2 часа ночи. — Суббота
Мои головные боли делаются наконец несносными. Встану утром, голова точно пудовик: такую чувствую тяжесть, что не могу ничего сообразить. Ариша меня чешет и спрашивает:
— Что сегодня надеть изволите-с?
А я ничего не могу придумать. Не помню даже, какое на мне накануне было платье. Я начинаю ужасно как гадко одеваться. То в волосы заплету себе Бог знает что: крапиву какую-то; то перчатки надену не под цвет.
Может быть, я еще поглупела после Спинозы. Где мне с такой головой читать мудреные книжки. Я и Поль-де-Кока не могла бы понимать теперь.
Ариша говорит:
— Вы, Марья Михайловна, не изволите гулять; оттого у вас к головке и приступает-с.
Гулять! Никогда я не любила ходить, даже девочкой. Да нас совсем и не учат ходить. Кабы мы были англичанки — другое дело. Тех вон все по Швейцариям таскают. Как ведь это глупо, что я — молодая женщина, вдова, пятнадцать тысяч доходу, и до сих пор не собралась съездить, ну хоть в Баден какой-нибудь. Правда, и там такие же мартышки, как здесь. Поговорю с моим белобрысым Зильберглянцем. Он мне, может, какие-нибудь воды присоветует. Но ведь не теперь же в декабре.
Спала я до сих пор как убитая; а теперь всю ночь не сплю. Так-таки не сплю. Вздрагиваю каждую минуту. Никогда со мной этого не было. Я помню, Николай даже смеялся надо мной. Говорил, что у меня под ухом "хоть из пушек пали". Я, бывало, как свернусь калачиком, так и сплю до утра…
Сегодня у меня такой цвет лица, что хоть косметики употреблять. Правда, я никогда не бывала румяна; но я делаюсь похожа на ногтоед. Скоро я принуждена буду искать темноты. Все это очень невкусно.
К обеду голова у меня немножко проходит; а после обеда опять начнет в виски стучать. Я приезжаю на вечер в каком-то тумане. Чувствую, что ужасно глупа. Я уж себе такую улыбку устроила, вроде того, как танцовщицы улыбаются, когда им подносят букеты. Рот с обеих сторон на крючках. Этак, конечно, покойнее, когда головная боль не дает сообразить, что дважды два четыре; но на что же я похожа? На китайского божка.
Третьего дня я совсем задохнулась в вальсе. В голове сделалась пустота какая-то. Я просто повисла на кавалере. Правда, он был здоровенный. Мы даже уронили какого-то старичка…
На этом самом бале я опять встретила Домбровича. Зачем он всюду шатается? Танцевать не танцует. Наблюдает, что ли, нас? Как это смешно.
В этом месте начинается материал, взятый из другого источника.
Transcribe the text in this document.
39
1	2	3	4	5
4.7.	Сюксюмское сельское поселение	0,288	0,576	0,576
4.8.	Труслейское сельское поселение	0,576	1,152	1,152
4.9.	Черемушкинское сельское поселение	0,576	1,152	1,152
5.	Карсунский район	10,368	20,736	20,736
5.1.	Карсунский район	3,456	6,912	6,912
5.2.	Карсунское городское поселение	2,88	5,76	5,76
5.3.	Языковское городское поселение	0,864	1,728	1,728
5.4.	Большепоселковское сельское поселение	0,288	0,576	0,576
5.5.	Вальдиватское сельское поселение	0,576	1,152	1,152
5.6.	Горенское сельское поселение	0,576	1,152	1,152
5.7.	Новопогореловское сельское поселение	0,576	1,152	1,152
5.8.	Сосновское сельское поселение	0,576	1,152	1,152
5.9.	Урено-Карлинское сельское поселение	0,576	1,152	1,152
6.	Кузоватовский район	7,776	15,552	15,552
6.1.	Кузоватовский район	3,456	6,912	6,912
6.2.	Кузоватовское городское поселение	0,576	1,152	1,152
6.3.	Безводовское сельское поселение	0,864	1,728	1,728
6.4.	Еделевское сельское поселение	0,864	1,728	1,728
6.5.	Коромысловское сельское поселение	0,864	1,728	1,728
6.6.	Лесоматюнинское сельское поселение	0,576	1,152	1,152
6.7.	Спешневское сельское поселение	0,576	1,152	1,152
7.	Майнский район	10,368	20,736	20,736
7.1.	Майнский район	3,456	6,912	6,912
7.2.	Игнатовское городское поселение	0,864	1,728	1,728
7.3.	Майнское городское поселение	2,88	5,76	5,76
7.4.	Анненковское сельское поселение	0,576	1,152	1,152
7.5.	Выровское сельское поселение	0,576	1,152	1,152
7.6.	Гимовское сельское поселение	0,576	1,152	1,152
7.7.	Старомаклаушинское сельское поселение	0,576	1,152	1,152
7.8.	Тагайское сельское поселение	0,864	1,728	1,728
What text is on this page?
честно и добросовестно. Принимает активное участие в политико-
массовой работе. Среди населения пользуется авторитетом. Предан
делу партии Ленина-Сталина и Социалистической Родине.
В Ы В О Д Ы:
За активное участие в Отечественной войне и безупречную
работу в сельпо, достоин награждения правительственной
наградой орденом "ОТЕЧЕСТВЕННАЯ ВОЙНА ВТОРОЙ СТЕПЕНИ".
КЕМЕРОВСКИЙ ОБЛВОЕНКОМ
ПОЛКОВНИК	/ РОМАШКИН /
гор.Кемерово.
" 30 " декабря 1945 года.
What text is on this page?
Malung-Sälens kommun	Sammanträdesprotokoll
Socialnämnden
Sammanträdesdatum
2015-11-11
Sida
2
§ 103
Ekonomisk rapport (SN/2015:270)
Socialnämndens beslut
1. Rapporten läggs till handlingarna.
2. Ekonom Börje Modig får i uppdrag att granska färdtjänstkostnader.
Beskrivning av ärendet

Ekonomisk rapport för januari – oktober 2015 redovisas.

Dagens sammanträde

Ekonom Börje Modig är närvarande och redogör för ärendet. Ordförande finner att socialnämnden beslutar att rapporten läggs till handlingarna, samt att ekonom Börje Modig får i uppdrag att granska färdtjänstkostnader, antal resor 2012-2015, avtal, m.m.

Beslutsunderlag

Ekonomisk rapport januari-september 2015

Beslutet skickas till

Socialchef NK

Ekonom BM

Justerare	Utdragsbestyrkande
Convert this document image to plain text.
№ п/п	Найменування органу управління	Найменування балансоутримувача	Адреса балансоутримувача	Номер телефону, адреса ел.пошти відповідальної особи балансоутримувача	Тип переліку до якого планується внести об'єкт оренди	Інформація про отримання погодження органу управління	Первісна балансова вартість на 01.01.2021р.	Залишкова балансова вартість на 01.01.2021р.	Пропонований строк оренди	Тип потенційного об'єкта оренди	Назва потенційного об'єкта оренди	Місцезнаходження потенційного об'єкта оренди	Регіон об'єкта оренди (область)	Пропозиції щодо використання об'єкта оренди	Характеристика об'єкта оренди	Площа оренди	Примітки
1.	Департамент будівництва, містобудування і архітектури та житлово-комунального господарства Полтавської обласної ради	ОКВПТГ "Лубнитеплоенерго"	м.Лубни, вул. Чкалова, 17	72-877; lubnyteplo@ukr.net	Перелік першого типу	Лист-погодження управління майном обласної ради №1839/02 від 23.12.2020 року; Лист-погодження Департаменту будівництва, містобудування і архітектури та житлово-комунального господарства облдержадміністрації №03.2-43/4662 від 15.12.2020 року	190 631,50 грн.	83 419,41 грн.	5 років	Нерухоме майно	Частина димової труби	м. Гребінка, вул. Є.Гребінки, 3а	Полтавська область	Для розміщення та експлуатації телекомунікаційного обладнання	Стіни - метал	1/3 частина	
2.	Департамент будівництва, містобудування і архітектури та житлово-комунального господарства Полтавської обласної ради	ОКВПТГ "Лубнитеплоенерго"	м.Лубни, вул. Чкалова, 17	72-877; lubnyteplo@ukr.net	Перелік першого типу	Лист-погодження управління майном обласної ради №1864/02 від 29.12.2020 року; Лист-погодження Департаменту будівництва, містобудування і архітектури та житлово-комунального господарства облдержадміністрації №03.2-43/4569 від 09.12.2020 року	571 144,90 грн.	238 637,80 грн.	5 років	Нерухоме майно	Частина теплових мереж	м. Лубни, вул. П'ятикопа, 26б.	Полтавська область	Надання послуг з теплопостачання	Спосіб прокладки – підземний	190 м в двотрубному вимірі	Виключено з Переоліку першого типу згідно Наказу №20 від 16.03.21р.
Эти сочинители, в сущности, фаты, и больше ничего; только и думают о своей собственной особе. На Михайловском театре давали как-то преумную пьеску: "L'autographe". Сочинителя играл Дюпюи. Его очень ловко осмеяли: подкупили горничную, чтобы она притворилась влюбленной. И он поддался на эту удочку.
Если бы Ариша моя была покрасивее, я уверена, что с г. Домбровичем можно сыграть такую же штуку.
Подходит он ко мне перед мазуркой:
— Мне вас жалко.
— Почему?
— Вы скоро завянете в нашем обществе.
— Как завяну?
— Очень просто… Vous vous étiolez…[31]
— Как это вы отгадали?
— Это моя специальность.
Рисуется, безбожно рисуется! А впрочем, когда он говорит, у него все выходит просто. Как бы это выразиться… с юмором, да, именно с юмором. У него всегда после умной вещи — un petit mot pour rire.[32]
— Мне, многогрешному, позволите явиться к вам?
— Я уж вам раз сказала, что буду очень рада.
— Да, но я ведь должен был сначала встретиться с вами…
Он посмотрел и прибавил:
— В раззолоченных гостиных.
Я только рассмеялась.
— Вы танцуете мазурку? — спрашивает.
— Нет. Я чуть держусь на ногах… Ужасная головная боль. Я сейчас еду…
— Вот видите, безбородые кадеты снимают сливки, а старые литераторы наводят головную боль… Вы в самом деле больны, перебил он себя, — и я знаю чем.
— Нетрудно знать, когда я вам говорю…
— Вы говорите: — головой; но это только симптом…
Он так на меня прищурился, что мне стало противно.
— Прощайте, — сказала я величественно, сделала шаг и спросила:
— Вы женаты?
— Non, je n'ai pas cette infirmité.[33]
Это он украл из какой-то пьески.
— On le voit. Vous aimez les choses croustillantes.[34]
Смеленько было сказано. Ничего; так с ними и нужно.